ABSTRACT
Research targeting emotion’s impact on relational episodic memory has largely focused on spatial aspects, but less is known about emotion’s impact on memory for an event’s temporal associations. The present research investigated this topic. Participants viewed a series of interspersed negative and neutral images with instructions to create stories linking successive images. Later, participants performed a surprise memory test, which measured temporal associations between pairs of consecutive pictures where one picture was negative and one was neutral. Analyses focused on how the order of negative and neutral images during encoding influenced retrieval accuracy. Converging results from a discovery study (N = 72) and pre-registered replication study (N = 150) revealed a “forward-favouring” effect of emotion in temporal memory encoding: Participants encoded associations between negative stimuli and subsequent neutral stimuli more strongly than associations between negative stimuli and preceding neutral stimuli. This finding may reflect a novel trade-off regarding emotion’s effects on memory and is relevant for understanding affective disorders, as key clinical symptoms can be conceptualised as maladaptive memory retrieval of temporal details.
Acknowledgments
This research was carried out in part at the University of Illinois’ Beckman Institute for Advanced Science & Technology. During the preparation of this manuscript, P.C.B. was supported by a Dissertation Completion Fellowship provided by the University of Illinois at Urbana-Champaign. F.D. was supported by an Emanuel Donchin Professorial Scholarship in Psychology from the University of Illinois. The authors wish to thank members of the Dolcos Lab (Yuta Katsumi, Margaret O'Brien, Michael Budianto, Grace Lucenti, Jageesha Ghosh, Mindy Lin, Jiaying Ning, JulieAnn Scherer, & Chen Shen) for help with stimulus creation.
Disclosure statement
No potential conflict of interest was reported by the author(s).

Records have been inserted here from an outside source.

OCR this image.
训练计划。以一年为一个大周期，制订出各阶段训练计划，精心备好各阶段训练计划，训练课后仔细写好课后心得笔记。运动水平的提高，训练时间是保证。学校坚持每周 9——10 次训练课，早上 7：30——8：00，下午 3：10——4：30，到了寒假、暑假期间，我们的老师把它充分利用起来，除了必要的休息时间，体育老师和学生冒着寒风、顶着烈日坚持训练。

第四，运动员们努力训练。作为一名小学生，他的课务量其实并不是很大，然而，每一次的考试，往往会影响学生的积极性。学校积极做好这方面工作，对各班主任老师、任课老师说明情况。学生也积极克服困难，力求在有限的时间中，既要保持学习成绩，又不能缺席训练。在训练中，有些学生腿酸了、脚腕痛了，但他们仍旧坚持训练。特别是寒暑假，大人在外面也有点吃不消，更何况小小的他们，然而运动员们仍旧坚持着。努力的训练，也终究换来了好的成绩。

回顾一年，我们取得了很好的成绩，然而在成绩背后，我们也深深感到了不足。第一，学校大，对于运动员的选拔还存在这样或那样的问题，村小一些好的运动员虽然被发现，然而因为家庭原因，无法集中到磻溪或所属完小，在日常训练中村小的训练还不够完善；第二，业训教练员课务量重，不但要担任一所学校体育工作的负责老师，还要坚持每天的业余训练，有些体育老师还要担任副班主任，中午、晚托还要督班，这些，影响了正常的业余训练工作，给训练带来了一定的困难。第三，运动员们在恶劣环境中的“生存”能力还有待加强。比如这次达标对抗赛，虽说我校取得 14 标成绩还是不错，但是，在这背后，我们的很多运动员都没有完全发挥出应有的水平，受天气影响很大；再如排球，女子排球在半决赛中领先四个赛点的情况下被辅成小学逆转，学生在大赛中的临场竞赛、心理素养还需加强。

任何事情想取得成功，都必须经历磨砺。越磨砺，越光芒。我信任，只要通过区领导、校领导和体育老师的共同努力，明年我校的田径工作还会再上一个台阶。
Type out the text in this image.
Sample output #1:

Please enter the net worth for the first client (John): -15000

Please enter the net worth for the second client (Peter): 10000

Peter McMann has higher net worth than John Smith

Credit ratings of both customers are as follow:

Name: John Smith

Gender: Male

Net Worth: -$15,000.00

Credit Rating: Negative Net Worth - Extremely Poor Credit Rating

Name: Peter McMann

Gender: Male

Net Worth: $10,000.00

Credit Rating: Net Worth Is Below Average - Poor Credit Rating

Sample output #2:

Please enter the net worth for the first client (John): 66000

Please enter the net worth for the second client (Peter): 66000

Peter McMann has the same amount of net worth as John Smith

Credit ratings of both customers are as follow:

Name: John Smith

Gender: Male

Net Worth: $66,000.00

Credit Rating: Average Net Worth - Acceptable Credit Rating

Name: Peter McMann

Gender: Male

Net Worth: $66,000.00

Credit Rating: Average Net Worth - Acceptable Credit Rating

Data availability statement
The instructional materials given to participants, analytic code, and replication study data have been uploaded to a public repository (https://github.com/paulcbogdan/EmoTemporal).
Notes
1 The pre-registration form also details one additional hypothesis related to the item memory and spatial relational memory tests, whereby emotion was expected to yield more trials where participants had accurate responses to both tests. This hypothesis was confirmed (t[132] = 3.27, p = .001, dz = .28), but this result was planned for a separate report. This finding replicates and extends results by Bogdan et al. (Citation2023), which challenge evidence of impaired relational memory by emotion (Bisby and Burgess, Citation2017).
2 Two participants did not respond to the success ratings prompts.